Musings

One Trade To Rule Them All

Among the 12,461 noteworthy things I was reminded of when undertaking our final review of Roubo on Furniture Making this week, in preparation for its release later this autumn from Lost Art Press:

It would be easy to convince oneself of what I am advancing here, if one wishes to note that the Art of Joinery is, without question, the most extensive of the mechanical Arts, for both the different types of Joinery and the multitude of works belonging to each type of Joinery, which requires a quantity of knowledge distinct one from the other. Such that the Art of Joinery can and should even be regarded as six Arts under the same name, but all different from each other.

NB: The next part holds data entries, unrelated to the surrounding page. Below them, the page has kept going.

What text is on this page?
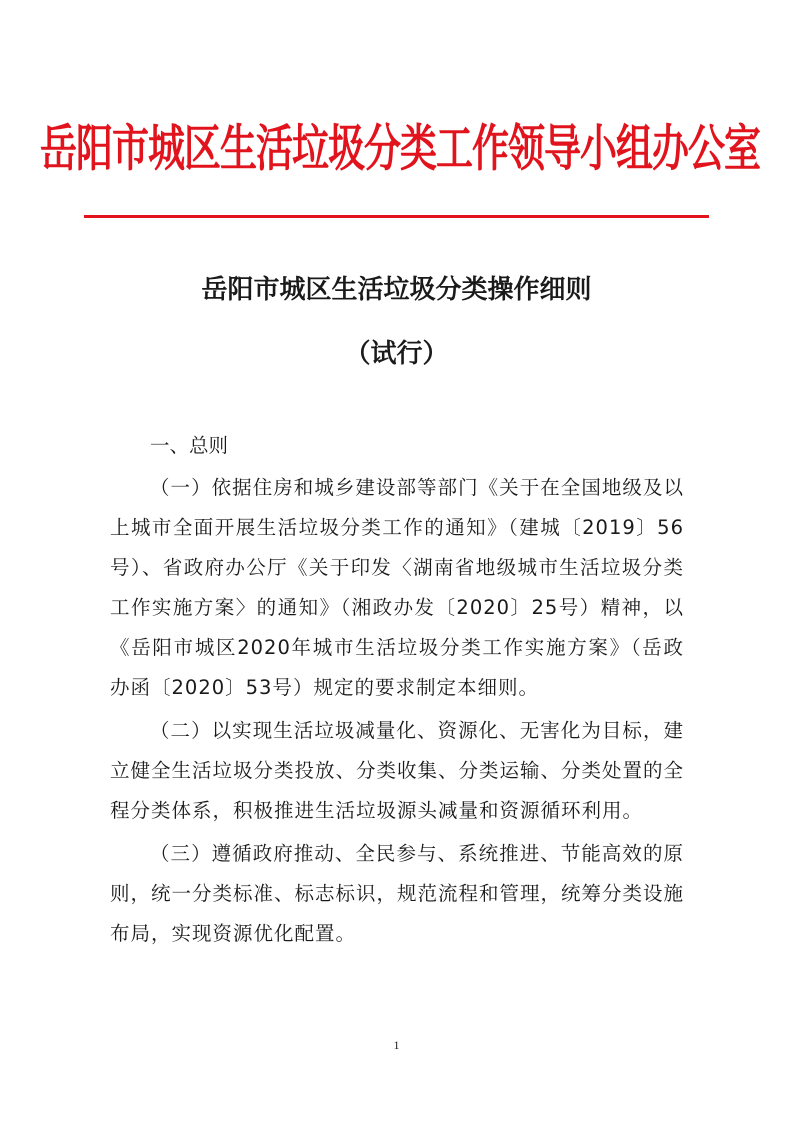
岳阳市城区生活垃圾分类工作领导小组办公室
岳阳市城区生活垃圾分类操作细则
（试行）
一、总则

（一）依据住房和城乡建设部等部门《关于在全国地级及以上城市全面开展生活垃圾分类工作的通知》（建城〔2019〕56号）、省政府办公厅《关于印发〈湖南省地级城市生活垃圾分类工作实施方案〉的通知》（湘政办发〔2020〕25号）精神，以《岳阳市城区2020年城市生活垃圾分类工作实施方案》（岳政办函〔2020〕53号）规定的要求制定本细则。

（二）以实现生活垃圾减量化、资源化、无害化为目标，建立健全生活垃圾分类投放、分类收集、分类运输、分类处置的全程分类体系，积极推进生活垃圾源头减量和资源循环利用。

（三）遵循政府推动、全民参与、系统推进、节能高效的原则，统一分类标准、标志标识，规范流程和管理，统筹分类设施布局，实现资源优化配置。

1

Namely, the Art of Building Carpentry, which is quite considerable, the Art of Carriage Woodworking; the Art of Furniture Making, which is separated in two distinct classes one from the other, the Art of Cabinetry, which embraces not only the knowledge of choice and use of wood, but also that of different metals and other substances both mineral and vegetable, and the use even of turning and filing; the Art of Trelliswork or Garden Woodworking, which is still another class apart, without counting the Art of Drawing, necessary for various sorts of Joinery, the detail of which has been made the object of more than half of the second Part of this Work. This observation is altogether natural – it is the only Art that, under the same name, [that] has rapport with [connection to] so many different objects. With the exception of Carpentry, the Art of Joinery embraces all which has to do with the use of wood, instead of those Arts that have for its object the use of metals, taking different names, although using the same material. Because, without speaking of the use of Mines and iron Forges, the Workers which use this metal, are known under different names, like the Blacksmiths of two types, the Locksmiths also of two types, the Maker of Edge-Tools, the Tinsmiths, the Cutlers, the Nailsmiths, and even the Clockmakers, those who make mathematical Instruments, and a number of others who do completely separate Arts, distinct one from the others. Their their description, if they be united in a single and same Art, would contain more than 10 to 12 volumes, assuming that they are treated according to the intentions of the Royal Academy of Sciences, that is to say, with the precision and all the appropriate extent for each of them.

 

J.A. Roubo, l’Art du Menuisier, page 760 footnote.